Most of our patients reported having performed abrupt and repetitive shoulder flexion and adduction against resistance with the elbow in extension before symptom onset, or having done work involving these movements over a long period of time. It is thus reasonable to surmise that the type, mode and duration of these movements may be involved in the development of coracoid syndrome. Lack of response to steroids at the coracoid trigger point should lead the clinician to search for non-coracoid causes.

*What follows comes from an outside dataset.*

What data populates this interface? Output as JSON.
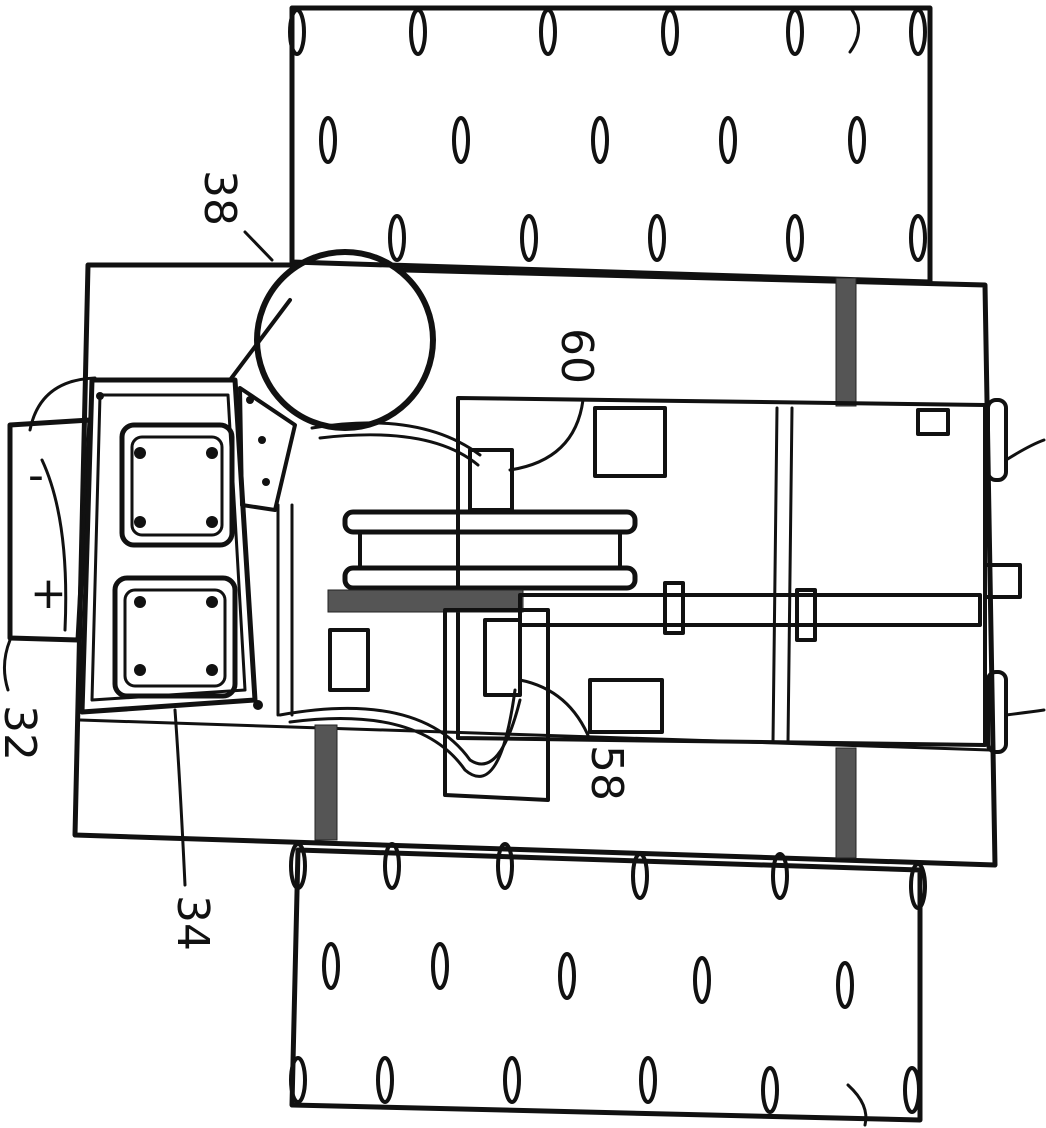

Limitations of our study are the lack of randomization and placebo control groups, the low number of patients treated, and the fact that this was a single-center experience.

In conclusion, the present study documents a “coracoid syndrome” characterized by anterior shoulder pain and tenderness to palpation over the apex of the coracoid process at the common tendon origin of the SHB and coracobrachialis muscles; the pain in this syndrome is usually amenable to steroid treatment. Middle-aged women seem to be predominantly affected. The syndrome should be clearly distinguished from other several causes of anterior shoulder pain and in particular from bench-presser’s shoulder, coracoid impingement and shoulder capsulitis. Rheumatic diseases might be investigated, but they usually involve multiple joints and have different clinical characteristics. Coracoid syndrome should be included in the differential diagnosis of anterior shoulder pain, and palpation of the apex of the coracoid should be included in routine physical examination of the shoulder, to avoid inappropriate conservative or surgical treatments.